C’est Bruce Gilbert qui la persuade de chanter, d’abord en 1980 sur un morceau déchirant, Cruel When Complete, publié sur le premier album de Dome (le groupe hors Wire que Gilbert et Lewis avaient créé sans Colin Newman). Il s’agit déjà d’une esquisse du style A.C. Marias à venir : des comptines pour des enfants grandi·es trop vite dans des zones industrielles moches et portant sur la vie un regard désabusé, sinon amer. Modiano dans un concert de Chris & Cosey.
En 1989, quand l’unique album d’A.C. Marias voit le jour sur Mute, avec l’apport parcellaire de l’ex-Birthday Party Rowland S. Howard, le critique Simon Reynolds parle d’une musique qui exprime au plus près l’effacement, voire “l’ultime expression du désir féminin d’être invisible”. Aujourd’hui, c’est plutôt l’inverse qu’on y entend : l’affirmation d’un désir féminin qui ne chercherait aucune séduction, déjà sûr de son fait, implacable, anéantissant.
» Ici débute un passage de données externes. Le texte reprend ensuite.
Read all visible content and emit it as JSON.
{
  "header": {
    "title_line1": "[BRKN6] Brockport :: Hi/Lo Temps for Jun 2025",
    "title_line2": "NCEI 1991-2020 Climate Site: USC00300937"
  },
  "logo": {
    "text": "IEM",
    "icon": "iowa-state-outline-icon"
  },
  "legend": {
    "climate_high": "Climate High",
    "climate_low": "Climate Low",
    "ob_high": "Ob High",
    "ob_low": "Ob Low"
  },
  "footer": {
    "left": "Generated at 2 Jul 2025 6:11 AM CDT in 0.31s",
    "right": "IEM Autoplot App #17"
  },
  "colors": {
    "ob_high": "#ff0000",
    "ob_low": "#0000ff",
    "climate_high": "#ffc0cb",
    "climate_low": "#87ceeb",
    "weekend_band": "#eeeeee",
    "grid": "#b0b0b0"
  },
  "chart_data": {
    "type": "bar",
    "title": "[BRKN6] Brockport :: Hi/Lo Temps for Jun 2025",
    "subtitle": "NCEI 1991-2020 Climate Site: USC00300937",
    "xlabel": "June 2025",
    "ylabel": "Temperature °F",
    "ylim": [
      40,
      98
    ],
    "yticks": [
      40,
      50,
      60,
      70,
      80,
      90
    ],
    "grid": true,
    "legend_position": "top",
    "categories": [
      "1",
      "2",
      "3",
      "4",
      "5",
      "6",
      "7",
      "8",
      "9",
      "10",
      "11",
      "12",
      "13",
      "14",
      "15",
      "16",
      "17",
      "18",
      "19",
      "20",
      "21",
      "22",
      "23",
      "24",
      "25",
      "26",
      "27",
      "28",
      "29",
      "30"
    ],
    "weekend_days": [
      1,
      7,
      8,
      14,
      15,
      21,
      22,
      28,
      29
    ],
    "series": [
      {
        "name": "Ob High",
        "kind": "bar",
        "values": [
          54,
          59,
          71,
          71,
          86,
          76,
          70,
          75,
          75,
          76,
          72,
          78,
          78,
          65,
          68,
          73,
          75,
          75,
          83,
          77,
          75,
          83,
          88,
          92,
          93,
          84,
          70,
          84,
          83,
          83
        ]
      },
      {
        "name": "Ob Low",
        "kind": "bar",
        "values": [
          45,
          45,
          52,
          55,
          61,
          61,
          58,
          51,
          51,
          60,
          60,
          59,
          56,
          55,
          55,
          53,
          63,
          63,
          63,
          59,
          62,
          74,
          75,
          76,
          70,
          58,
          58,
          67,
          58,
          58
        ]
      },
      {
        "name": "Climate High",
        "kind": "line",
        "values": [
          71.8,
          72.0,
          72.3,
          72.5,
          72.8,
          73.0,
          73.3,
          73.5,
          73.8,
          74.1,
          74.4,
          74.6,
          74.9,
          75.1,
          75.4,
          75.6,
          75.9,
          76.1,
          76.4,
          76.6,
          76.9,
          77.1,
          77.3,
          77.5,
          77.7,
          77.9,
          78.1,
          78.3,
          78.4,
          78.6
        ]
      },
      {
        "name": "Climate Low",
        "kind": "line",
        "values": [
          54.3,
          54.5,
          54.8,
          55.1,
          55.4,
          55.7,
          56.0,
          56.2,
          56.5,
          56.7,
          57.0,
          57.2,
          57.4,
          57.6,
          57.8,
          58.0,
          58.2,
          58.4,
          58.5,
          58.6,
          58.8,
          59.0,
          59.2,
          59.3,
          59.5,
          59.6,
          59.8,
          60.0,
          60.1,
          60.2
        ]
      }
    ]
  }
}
La preuve en fin de face A avec l’un des morceaux les plus aiguisés qui soit, Our Dust : de cette poussière qui tombe sur les amants quand l’amour s’est écarté à jamais. “There’s a pebble on a beach/A wave you can’t reach/If your heart isn’t there/I don’t care.” (“Il y a un galet sur la plage/Une vague que tu ne peux pas atteindre/Si ton cœur n’est pas là/Je m’en moque.”) Le théâtre de la cruauté, en mode mineur. Pourquoi cet album unique (en son genre) n’a-t-il encore jamais été réédité ? P. A.
Dave Ball In Strict Tempo (Some Bizzare, 1983)
Alors que Soft Cell, le duo qui a concilié synthés et Northern soul avec une bonne dose de camp, peine à retrouver la formule magique qui a fait le succès des tubes Tainted Love ou Memorabilia, Dave Ball prend la tangente.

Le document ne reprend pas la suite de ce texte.